3 апреля на борт "Христианиафиорд" явились английские офицеры в сопровождении матросов и от имени местного адмирала потребовали, чтобы я, моя семья и еще пять пассажиров покинули пароход. Что касается мотивов этого требования, то нам было обещано "выяснить" весь инцидент в Галифаксе. Мы объявили требование незаконным и отказались подчиниться ему. Вооруженные матросы набросились на нас и при криках "sham" (позор) со стороны значительной части пассажиров снесли нас на руках на военный катер, который под конвоем крейсера доставил нас в Галифакс. Когда десяток матросов держали меня на руках, мой старший мальчик подбежал ко мне на помощь и, ударив офицера маленьким кулаком, крикнул: "Ударить его еще, папа?" Ему было 11 лет. Он получил первый урок по курсу британской демократии.
Жену с детьми полиция оставила в Halifax'e. Остальных доставили по железной дороге в Amherst, лагерь, где содержались немецкие пленные. Здесь нас подвергли в конторе лагеря обыску, какого мне не приходилось переживать даже при заключении в Петропавловскую крепость. Ибо раздевание донага и ощупывание жандармами тела в царской крепости производилось с глазу на глаз, а здесь, у демократических союзников, нас подвергли бесстыдному издевательству в присутствии десятка человек. Навсегда запомнился шведско-канадский сержант Ольсен с рыжей уголовно-полицейской головой, главная фигура обыска. Те канальи, которые руководили этим предприятием издалека, прекрасно знали, что в нашем лице имеют безупречных русских революционеров, возвращающихся в освобожденную революцией страну.
Только на другой день утром комендант лагеря полковник Моррис в ответ на наши непрерывные домогательства и протесты официально изложил нам причины нашего ареста: "Вы опасны для нынешнего русского правительства", — заявил он нам кратко: полковник не был красноречив, притом лицо его имело подозрительно возбужденный характер уже с утра. "Но ведь нью-йоркские агенты русского правительства выдали нам проходные свидетельства в Россию, и, наконец, заботу о русском правительстве нужно предоставить ему самому!" Полковник Моррис подумал, пожевал челюстями и присовокупил: "Вы опасны для союзников вообще". Никаких документов о задержании нам не предъявлялось. От себя лично полковник присовокупил, что, как политические эмигранты, которым, очевидно, недаром же пришлось покинуть собственную страну, мы не должны удивляться тому, что с нами сейчас происходит. Русская революция для этого человека не существовала. Мы попытались объяснить ему, что царские министры, превратившие нас в свое время в политических эмигрантов, сами сейчас сидят в тюрьме, поскольку не успели эмигрировать. Но это было слишком сложно для господина полковника, который сделал свою карьеру в английских колониях и на войне с бурами. Так как я разговаривал с ним без должной почтительности, то он прорычал за моей спиною: "Попался бы он мне на южноафриканском побережье…" Это вообще была его любимая поговорка.

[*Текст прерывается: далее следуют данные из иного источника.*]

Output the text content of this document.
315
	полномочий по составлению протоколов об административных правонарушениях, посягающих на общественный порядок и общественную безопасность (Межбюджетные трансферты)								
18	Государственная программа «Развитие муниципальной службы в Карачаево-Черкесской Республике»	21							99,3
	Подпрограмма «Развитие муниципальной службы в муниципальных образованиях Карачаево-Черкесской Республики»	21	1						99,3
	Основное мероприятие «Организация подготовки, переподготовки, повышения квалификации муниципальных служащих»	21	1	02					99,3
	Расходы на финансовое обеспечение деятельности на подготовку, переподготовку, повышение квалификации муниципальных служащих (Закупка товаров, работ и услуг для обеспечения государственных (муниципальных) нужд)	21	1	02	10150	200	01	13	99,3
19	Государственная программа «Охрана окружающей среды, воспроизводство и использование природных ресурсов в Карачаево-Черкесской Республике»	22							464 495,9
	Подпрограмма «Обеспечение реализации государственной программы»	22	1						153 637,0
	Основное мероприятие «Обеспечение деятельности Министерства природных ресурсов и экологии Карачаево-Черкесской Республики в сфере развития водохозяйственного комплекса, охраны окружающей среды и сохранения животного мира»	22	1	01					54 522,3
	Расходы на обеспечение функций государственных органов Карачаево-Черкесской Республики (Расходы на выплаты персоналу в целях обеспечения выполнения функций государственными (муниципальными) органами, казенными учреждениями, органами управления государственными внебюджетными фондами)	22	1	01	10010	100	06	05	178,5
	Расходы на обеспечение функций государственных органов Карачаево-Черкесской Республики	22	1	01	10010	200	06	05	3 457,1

Жена моя не была формально политической эмигранткой, так как выехала за границу с законным паспортом. Тем не менее и она оказалась арестованной вместе с двумя нашими мальчиками — 11 и 9 лет. Слова об аресте детей не преувеличение. Сперва канадские власти пытались поместить мальчиков отдельно от матери, в детский приют. Потрясенная этой перспективой, жена моя заявила, что ни за что не позволит себя отделить от них. Только в результате ее протеста мальчики были помещены вместе с нею на квартире англо-русского полицейского агента, который, в предупреждение "незаконной" отправки писем или телеграмм, не выпускал детей на улицу, даже отдельно от матери, иначе, как под надзором. Лишь через 11 дней жена и дети были переведены в отель с обязательством ежедневно являться в полицию.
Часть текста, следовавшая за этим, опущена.